Been popular with some of the Lexus plug in hybrids that are otherwise going for close to MSRP.
But those usually are candidates to buy out immediately as the MF is too high.
But yea, if the lease incentives are deep, the MF is virtually 0, it makes sense to wait out the purchase.
Acura ZDX these days is another example. On a OnePay lease, the MF is less than 1%. The rebates are deep, and the RV is 48% on a 24m lease. It’s worth evaluating the market after 2 yrs for the small MF cost.
Yes, most are doing immediate buyouts on the PHEVs. Not worth doing on the full electrics, I’m waiting out my i4 lease to see what the depreciation actually looks like since the MF is low.
This is only half the story. First of all, the effective rate is never effectively zero even when the MF is .00001. The acq fee is just a rent charge by another name and benefits the lessor by being charged upfront.
Also: even if we ignore the acq fee for a second, paying less interest during the first N years (the duration of the lease) doesn’t guarantee that the interest paid over the full life cycle was lower. After that period, RV + any purchase fee + TTL needs to be financed at a used car loan APR.
If the sum of those two payment streams is lower than financing on day one, only then is it the better strategy.
See above for the bigger picture.
As for a return on DP, the only real comparable is a guaranteed return and post-tax. What size DP are we talking where that return exceeds the acq fee?
I couldn’t dig up anything but I recall there being insane incentives on G70s and Stingers and people were leasing them and then buying them out immediately. $17k+ off a $53k car was hard to beat. Financing the car only gave a 5-10% discount vs leasing that gave 32%+
The utility of an immediate buy out is perhaps a different question than the original post (which presumably asking about buying out the car at the end of the full lease term).

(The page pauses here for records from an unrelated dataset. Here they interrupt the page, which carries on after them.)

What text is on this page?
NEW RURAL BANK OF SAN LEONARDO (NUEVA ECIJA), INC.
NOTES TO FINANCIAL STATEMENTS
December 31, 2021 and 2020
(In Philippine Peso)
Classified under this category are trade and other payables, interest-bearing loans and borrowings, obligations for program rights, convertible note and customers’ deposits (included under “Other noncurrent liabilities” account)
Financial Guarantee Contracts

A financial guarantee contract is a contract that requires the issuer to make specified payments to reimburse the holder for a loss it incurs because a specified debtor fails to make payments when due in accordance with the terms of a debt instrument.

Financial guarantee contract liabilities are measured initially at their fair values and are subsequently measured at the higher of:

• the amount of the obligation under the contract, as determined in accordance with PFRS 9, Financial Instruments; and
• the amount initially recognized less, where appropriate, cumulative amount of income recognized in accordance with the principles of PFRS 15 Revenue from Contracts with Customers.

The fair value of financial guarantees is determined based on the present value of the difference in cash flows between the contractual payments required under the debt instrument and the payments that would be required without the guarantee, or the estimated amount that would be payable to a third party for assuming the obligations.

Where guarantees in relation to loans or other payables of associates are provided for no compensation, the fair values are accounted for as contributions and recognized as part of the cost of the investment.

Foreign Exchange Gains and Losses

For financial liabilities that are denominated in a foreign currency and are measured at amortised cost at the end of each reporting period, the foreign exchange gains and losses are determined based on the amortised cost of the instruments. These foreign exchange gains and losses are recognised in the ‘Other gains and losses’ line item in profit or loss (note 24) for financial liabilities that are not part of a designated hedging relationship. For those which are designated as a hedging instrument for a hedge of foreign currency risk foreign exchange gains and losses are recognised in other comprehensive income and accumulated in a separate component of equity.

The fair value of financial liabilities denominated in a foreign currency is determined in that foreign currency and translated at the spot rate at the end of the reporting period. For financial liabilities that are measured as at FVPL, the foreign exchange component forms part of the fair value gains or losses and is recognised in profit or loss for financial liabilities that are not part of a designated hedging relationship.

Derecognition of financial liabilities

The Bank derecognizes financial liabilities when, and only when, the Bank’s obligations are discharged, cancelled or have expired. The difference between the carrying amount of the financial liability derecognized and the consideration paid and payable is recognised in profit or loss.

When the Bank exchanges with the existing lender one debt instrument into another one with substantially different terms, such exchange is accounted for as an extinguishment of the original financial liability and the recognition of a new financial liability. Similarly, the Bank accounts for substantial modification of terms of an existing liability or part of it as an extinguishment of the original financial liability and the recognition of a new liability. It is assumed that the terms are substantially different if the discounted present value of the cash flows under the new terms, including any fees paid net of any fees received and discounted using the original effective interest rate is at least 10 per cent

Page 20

I assumed the fees/cost would be the same regardless of immediate buyout or buying out at lease end.
Is that assumption incorrect?
Possibly.
Comparing the MF for the lease vs. the interest for the loan is one factor to consider.
Another factor is that some companies (like MB) charge an early termination fee.
I think some (many?) banks waive dispo fee if you lease another car from the same brand at the lease end (which obviously doesn’t occur if you do an immediate buy out).